Tuulikki had been saying the same thing. When we were married I had promised to go to New York the following year. But it was approaching four years, and she was impatient.

At the time an old Army buddy, Arthur Peterson, was an actor in a soap opera The Guiding Light. He was indignant at the way I had been treated. He introduced me to Irna Phillips, the creator and sole writer of the serial.  By chance Miss Phillips wanted to try out a backup writer, and Art made much of my skills and my troubles with the Chicago police force.

Irna agreed to a paid tryout. She thought I should sit by for a week and watch her write.
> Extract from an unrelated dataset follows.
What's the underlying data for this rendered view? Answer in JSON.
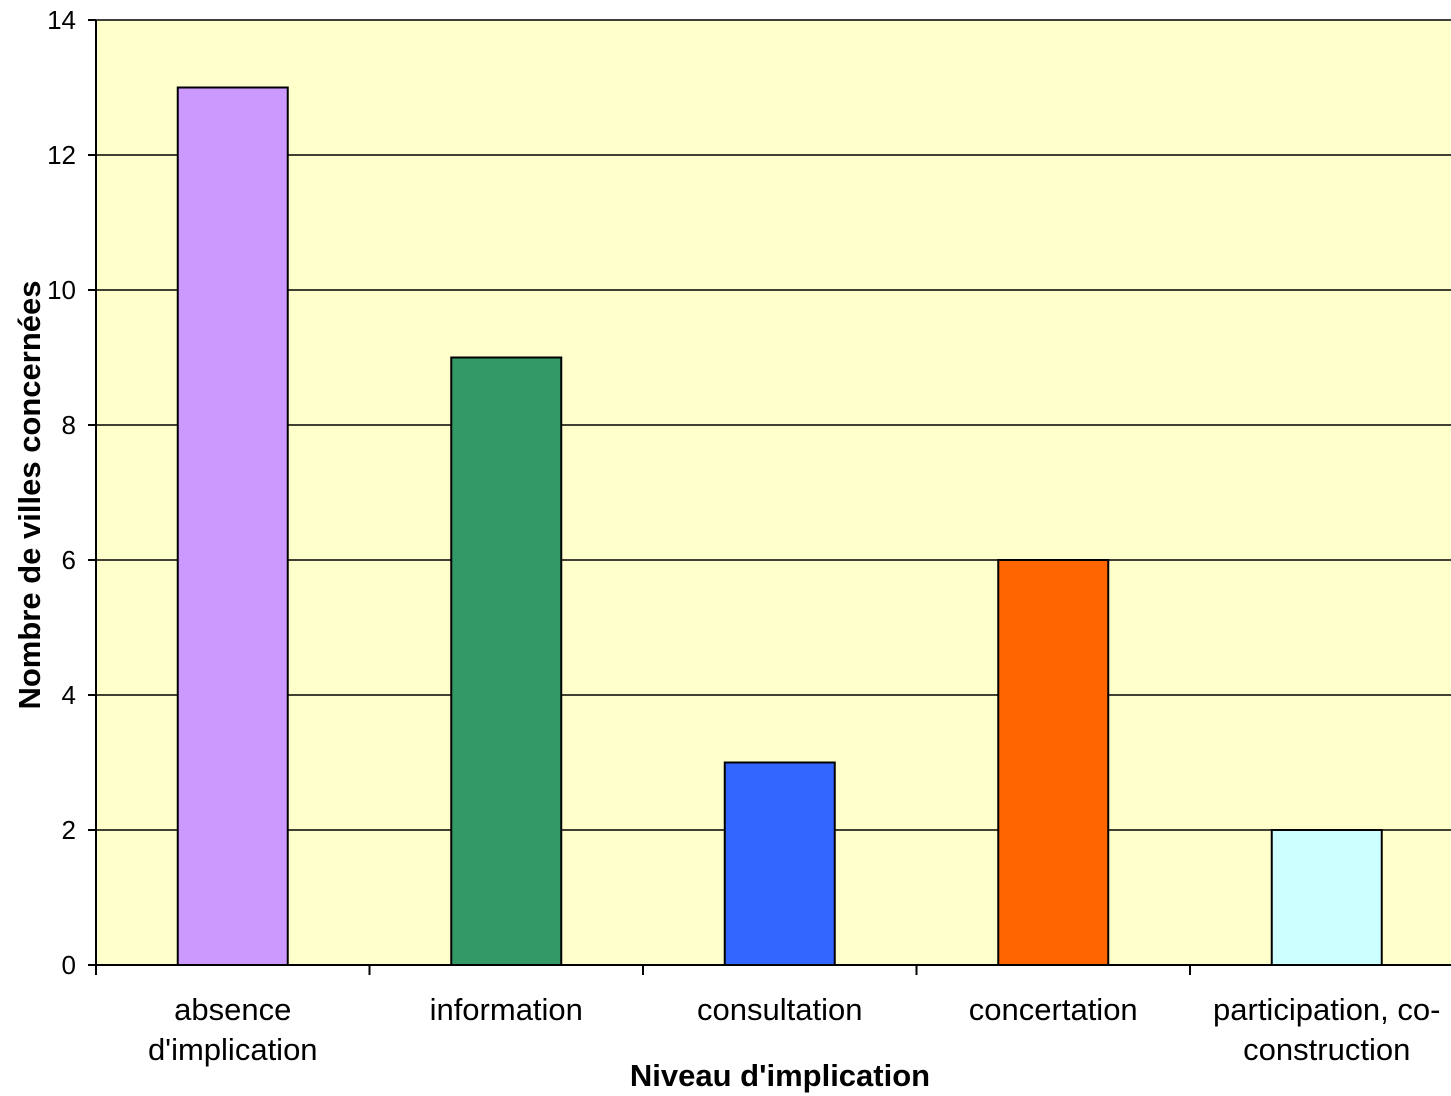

That way I could understand her writing style.

She didn’t write; she dictated. She was not a handsome woman, but she had fine, lanky legs. Dressed in a gauzy peignoir that reached only to her knees, she dictated all the parts to a gentle, understanding secretary who took shorthand notes.

Irna first played Meta, whose elegant accent was somewhere between Lake Forest, Illinois and three hundred miles west of England. Irna-Meta was elegant, impulsive, and too gentile for her German father.
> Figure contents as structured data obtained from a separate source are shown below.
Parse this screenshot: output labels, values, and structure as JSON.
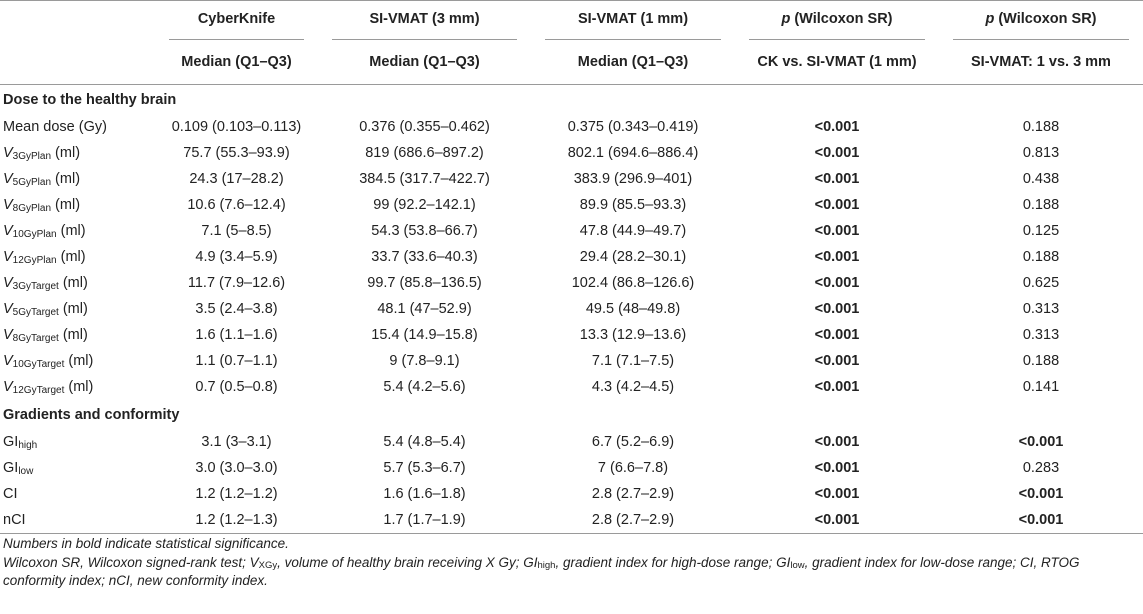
{
  "header": {
    "columns": [
      {
        "title": "",
        "sub": ""
      },
      {
        "title": "CyberKnife",
        "sub": "Median (Q1–Q3)"
      },
      {
        "title": "SI-VMAT (3 mm)",
        "sub": "Median (Q1–Q3)"
      },
      {
        "title": "SI-VMAT (1 mm)",
        "sub": "Median (Q1–Q3)"
      },
      {
        "title_p": "p",
        "title_rest": " (Wilcoxon SR)",
        "sub": "CK vs. SI-VMAT (1 mm)"
      },
      {
        "title_p": "p",
        "title_rest": " (Wilcoxon SR)",
        "sub": "SI-VMAT: 1 vs. 3 mm"
      }
    ]
  },
  "sections": [
    {
      "title": "Dose to the healthy brain",
      "rows": [
        {
          "label": "Mean dose (Gy)",
          "ck": "0.109 (0.103–0.113)",
          "vmat3": "0.376 (0.355–0.462)",
          "vmat1": "0.375 (0.343–0.419)",
          "p1": "<0.001",
          "p1_bold": true,
          "p2": "0.188",
          "p2_bold": false
        },
        {
          "var": "V",
          "sub": "3GyPlan",
          "unit": " (ml)",
          "ck": "75.7 (55.3–93.9)",
          "vmat3": "819 (686.6–897.2)",
          "vmat1": "802.1 (694.6–886.4)",
          "p1": "<0.001",
          "p1_bold": true,
          "p2": "0.813",
          "p2_bold": false
        },
        {
          "var": "V",
          "sub": "5GyPlan",
          "unit": " (ml)",
          "ck": "24.3 (17–28.2)",
          "vmat3": "384.5 (317.7–422.7)",
          "vmat1": "383.9 (296.9–401)",
          "p1": "<0.001",
          "p1_bold": true,
          "p2": "0.438",
          "p2_bold": false
        },
        {
          "var": "V",
          "sub": "8GyPlan",
          "unit": " (ml)",
          "ck": "10.6 (7.6–12.4)",
          "vmat3": "99 (92.2–142.1)",
          "vmat1": "89.9 (85.5–93.3)",
          "p1": "<0.001",
          "p1_bold": true,
          "p2": "0.188",
          "p2_bold": false
        },
        {
          "var": "V",
          "sub": "10GyPlan",
          "unit": " (ml)",
          "ck": "7.1 (5–8.5)",
          "vmat3": "54.3 (53.8–66.7)",
          "vmat1": "47.8 (44.9–49.7)",
          "p1": "<0.001",
          "p1_bold": true,
          "p2": "0.125",
          "p2_bold": false
        },
        {
          "var": "V",
          "sub": "12GyPlan",
          "unit": " (ml)",
          "ck": "4.9 (3.4–5.9)",
          "vmat3": "33.7 (33.6–40.3)",
          "vmat1": "29.4 (28.2–30.1)",
          "p1": "<0.001",
          "p1_bold": true,
          "p2": "0.188",
          "p2_bold": false
        },
        {
          "var": "V",
          "sub": "3GyTarget",
          "unit": " (ml)",
          "ck": "11.7 (7.9–12.6)",
          "vmat3": "99.7 (85.8–136.5)",
          "vmat1": "102.4 (86.8–126.6)",
          "p1": "<0.001",
          "p1_bold": true,
          "p2": "0.625",
          "p2_bold": false
        },
        {
          "var": "V",
          "sub": "5GyTarget",
          "unit": " (ml)",
          "ck": "3.5 (2.4–3.8)",
          "vmat3": "48.1 (47–52.9)",
          "vmat1": "49.5 (48–49.8)",
          "p1": "<0.001",
          "p1_bold": true,
          "p2": "0.313",
          "p2_bold": false
        },
        {
          "var": "V",
          "sub": "8GyTarget",
          "unit": " (ml)",
          "ck": "1.6 (1.1–1.6)",
          "vmat3": "15.4 (14.9–15.8)",
          "vmat1": "13.3 (12.9–13.6)",
          "p1": "<0.001",
          "p1_bold": true,
          "p2": "0.313",
          "p2_bold": false
        },
        {
          "var": "V",
          "sub": "10GyTarget",
          "unit": " (ml)",
          "ck": "1.1 (0.7–1.1)",
          "vmat3": "9 (7.8–9.1)",
          "vmat1": "7.1 (7.1–7.5)",
          "p1": "<0.001",
          "p1_bold": true,
          "p2": "0.188",
          "p2_bold": false
        },
        {
          "var": "V",
          "sub": "12GyTarget",
          "unit": " (ml)",
          "ck": "0.7 (0.5–0.8)",
          "vmat3": "5.4 (4.2–5.6)",
          "vmat1": "4.3 (4.2–4.5)",
          "p1": "<0.001",
          "p1_bold": true,
          "p2": "0.141",
          "p2_bold": false
        }
      ]
    },
    {
      "title": "Gradients and conformity",
      "rows": [
        {
          "var_plain": "GI",
          "sub": "high",
          "unit": "",
          "ck": "3.1 (3–3.1)",
          "vmat3": "5.4 (4.8–5.4)",
          "vmat1": "6.7 (5.2–6.9)",
          "p1": "<0.001",
          "p1_bold": true,
          "p2": "<0.001",
          "p2_bold": true
        },
        {
          "var_plain": "GI",
          "sub": "low",
          "unit": "",
          "ck": "3.0 (3.0–3.0)",
          "vmat3": "5.7 (5.3–6.7)",
          "vmat1": "7 (6.6–7.8)",
          "p1": "<0.001",
          "p1_bold": true,
          "p2": "0.283",
          "p2_bold": false
        },
        {
          "label": "CI",
          "ck": "1.2 (1.2–1.2)",
          "vmat3": "1.6 (1.6–1.8)",
          "vmat1": "2.8 (2.7–2.9)",
          "p1": "<0.001",
          "p1_bold": true,
          "p2": "<0.001",
          "p2_bold": true
        },
        {
          "label": "nCI",
          "ck": "1.2 (1.2–1.3)",
          "vmat3": "1.7 (1.7–1.9)",
          "vmat1": "2.8 (2.7–2.9)",
          "p1": "<0.001",
          "p1_bold": true,
          "p2": "<0.001",
          "p2_bold": true
        }
      ]
    }
  ],
  "footnotes": {
    "line1": "Numbers in bold indicate statistical significance.",
    "line2_parts": [
      {
        "t": "Wilcoxon SR, Wilcoxon signed-rank test; V"
      },
      {
        "sub": "XGy"
      },
      {
        "t": ", volume of healthy brain receiving X Gy; GI"
      },
      {
        "sub": "high"
      },
      {
        "t": ", gradient index for high-dose range; GI"
      },
      {
        "sub": "low"
      },
      {
        "t": ", gradient index for low-dose range; CI, RTOG conformity index; nCI, new conformity index."
      }
    ]
  }
}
“The Cherman Fahder had an eggscent dot was wery pronounced: aber he was kinly and gemüütlicht even to his elegant daughter,” she would say. Irna-Fadder was sad because Die Mutter of Irna-Meta had died, of course.
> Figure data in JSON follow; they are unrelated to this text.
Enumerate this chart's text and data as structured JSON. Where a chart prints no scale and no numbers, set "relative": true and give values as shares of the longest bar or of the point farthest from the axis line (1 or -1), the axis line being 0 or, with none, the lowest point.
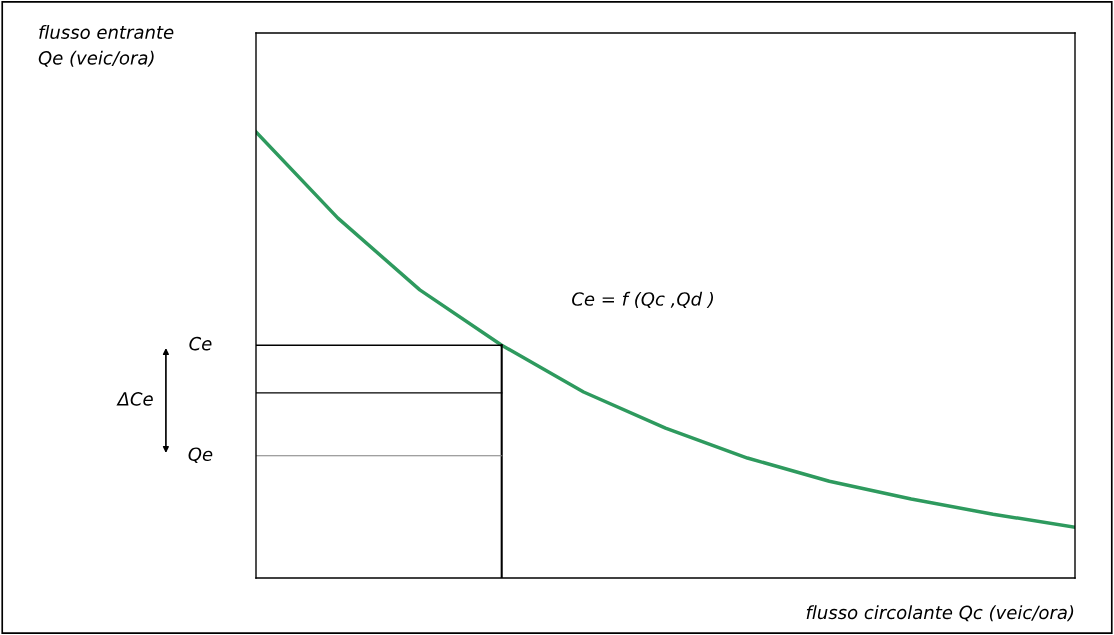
{
  "chart_data": {
    "type": "line",
    "relative": true,
    "xlabel": "flusso circolante Qc (veic/ora)",
    "categories": [
      null,
      null,
      null,
      null,
      null,
      null,
      null,
      null,
      null,
      null,
      null
    ],
    "series": [
      {
        "color": "#2e9a5e",
        "values": [
          1,
          0.807,
          0.646,
          0.522,
          0.417,
          0.336,
          0.269,
          0.217,
          0.177,
          0.143,
          0.114
        ]
      }
    ],
    "ref_lines": [
      {
        "axis": "y",
        "value": 0.522,
        "label": "Ce",
        "color": "#000000"
      },
      {
        "axis": "y",
        "value": 0.415,
        "label": null,
        "color": "#000000"
      },
      {
        "axis": "y",
        "value": 0.274,
        "label": "Qe",
        "color": "#808080"
      }
    ],
    "annotations": [
      "Ce = f (Qc ,Qd )",
      "ΔCe",
      "flusso entrante\nQe (veic/ora)"
    ],
    "grid": false,
    "marker": "none",
    "line_style": "solid"
  }
}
Irna played all the parts to the hilt, including the male suitor. And then, exactly on time just before the commercial, Irna imitated the announcer who breathlessly said, “Well!” or even “Well Well”. (Astonishment, required)

(Commercial)

Irna’s secretary would say, “What got into Meta today? What a way to talk to her father!”

Irna said, “I don’t understand that girl. She’d better watch out, or she’ll have some serious trouble!” Irna-Meta was not Irna Phillips.

The secretary typed out the script and sent it to New York where The Guiding Light was produced. At 12:15 pm Central Standard Time, Monday through Friday, the live broadcast was heard in the writer’s apartment. While Miss Phillips was content with the actress playing Meta, despite the many, many German refugees in New York, she disliked their accents.

She wanted someone whose eggscent was exactly like hers — someone “kinly and gemüüütilicht even to his elegant daughter. Die Irna-Mutter had died two seasons back.”

Irna was kindly and elegant to me. She outlined the plot for the next two weeks and sent me off to write some episodes. She also paid in advance.

I sent the trial episodes to her by mail and was asked to visit her in her Lake Shore Drive apartment.

“I am sorry”, she said. “But it won’t work out.”

“Why not Miss Phillips?”

“Perry, you made one error that I could correct. You advanced the plot on Monday. The plot must never advance on a Monday. That’s the day you review all the events of the week before to remind the audience and prepare them for the surprise on Tuesday.

“As I said I could take care of that. But there is something in your writing style that I know I could never correct.”

“Yes?”

“Perry, you rewrite. You are literary. You cannot dictate normal dialog because you rewrite and that is what makes it too literary.”

She continued. “I’ll tell you what I can do for you. There are going to be two deaths in the plot. (Two actors have quit for jobs in Hollywood.) You can write two funeral services for the Memorial Day programs.”

I did. An obituary for The Guiding Light for Mehta’s father. In real life, the actor had a profitable restaurant in Manhattan that gave him time to do the soap opera. The accented Mehta did a fifteen minute tribute to her fadder and cried very well. I don’t remember what other person character died or who read the second Guiding Light eulogy, but now I had enough money to go to New York and look for a job.